Alphabet e Meta stanno reagendo, sostenendo che le notizie non sono nemmeno molto preziose per loro. Su Google, le query relative alle notizie rappresentano solo il 2 percento delle ricerche su Google, secondo le statistiche dell’azienda, mentre Meta ha affermato che le storie di notizie rappresentano solo il 3 percento di ciò che le persone vedono nei loro feed. Tuttavia, altre ricerche contraddicono questi numeri. Un sondaggio del Pew Research Center nel 2021 ha mostrato che la metà degli adulti americani riceve notizie dai social media almeno qualche volta.

In Canada, Jean-Hugues Roy, ricercatore presso l’Université du Québec à Montréal (UQAM), ha utilizzato lo strumento CrowdTangle di Meta per scoprire cosa vedevano le persone su Facebook dopo il divieto delle notizie. Quello che ha trovato erano principalmente clickbait, post familiari e ricette. “Ci si annoia rapidamente”, afferma.

Anche se non ha trovato prove che la disinformazione stesse riempiendo il vuoto lasciato dalle notizie, come alcuni avevano previsto, non era completamente tranquillo. “Da quando Meta ha iniziato a rimuovere i contenuti delle notizie, mi rendo conto che il clickbait può essere più tossico di quanto pensassi”, afferma. Ha trovato esempi in cui le storie di notizie che erano state bandite dalla piattaforma erano state riproposte da siti di clickbait. “Alcune notizie si filtrano, ma attraverso organizzazioni pseudo media che si nutrono di articoli di notizie e li arricchiscono con dettagli inventati e titoli sensazionalistici”, dice.

Per le organizzazioni di notizie, la strategia caotica delle notizie di Meta mostra la fragilità del loro patto decennale. I media tradizionali si sono affidati alle piattaforme digitali per la distribuzione, consegnando enormi quantità di potere alle aziende tecnologiche.

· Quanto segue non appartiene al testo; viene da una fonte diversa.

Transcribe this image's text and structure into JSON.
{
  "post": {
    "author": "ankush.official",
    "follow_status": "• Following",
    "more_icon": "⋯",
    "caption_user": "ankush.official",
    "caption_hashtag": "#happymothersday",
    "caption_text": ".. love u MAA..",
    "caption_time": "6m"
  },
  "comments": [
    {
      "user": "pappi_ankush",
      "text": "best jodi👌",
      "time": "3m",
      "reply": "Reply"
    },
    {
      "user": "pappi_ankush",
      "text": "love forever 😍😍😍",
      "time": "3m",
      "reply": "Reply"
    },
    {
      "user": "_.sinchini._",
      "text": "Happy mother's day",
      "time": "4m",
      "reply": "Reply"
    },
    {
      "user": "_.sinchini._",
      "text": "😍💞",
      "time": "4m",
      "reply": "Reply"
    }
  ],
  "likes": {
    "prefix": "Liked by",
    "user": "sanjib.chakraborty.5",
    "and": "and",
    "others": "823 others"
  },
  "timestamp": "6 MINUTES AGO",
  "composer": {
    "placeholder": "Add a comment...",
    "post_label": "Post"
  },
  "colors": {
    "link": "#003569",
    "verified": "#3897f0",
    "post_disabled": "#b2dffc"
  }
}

Le notizie potrebbero rappresentare una piccola percentuale di visualizzazioni per Google e Facebook, ma quei frammenti di traffico di referral e i milioni di donazioni e revenue-sharing sicuramente hanno aiutato l’industria dei media in difficoltà. Ma dopo anni di cambiamenti repentini, progetti cancellati e ora divieti di link e ritiro di finanziamenti, Meta ha chiarito che Facebook non è un distributore affidabile per le notizie.

“A un certo punto, molte organizzazioni di notizie hanno perso il contatto con il loro pubblico”, afferma Ganter. “Sarà necessario un lavoro approfondito per disintermediare le relazioni con il loro pubblico, o per creare nuove piattaforme in cui il pubblico e le organizzazioni di notizie possano incontrarsi su termini meno svantaggiosi per il giornalismo”.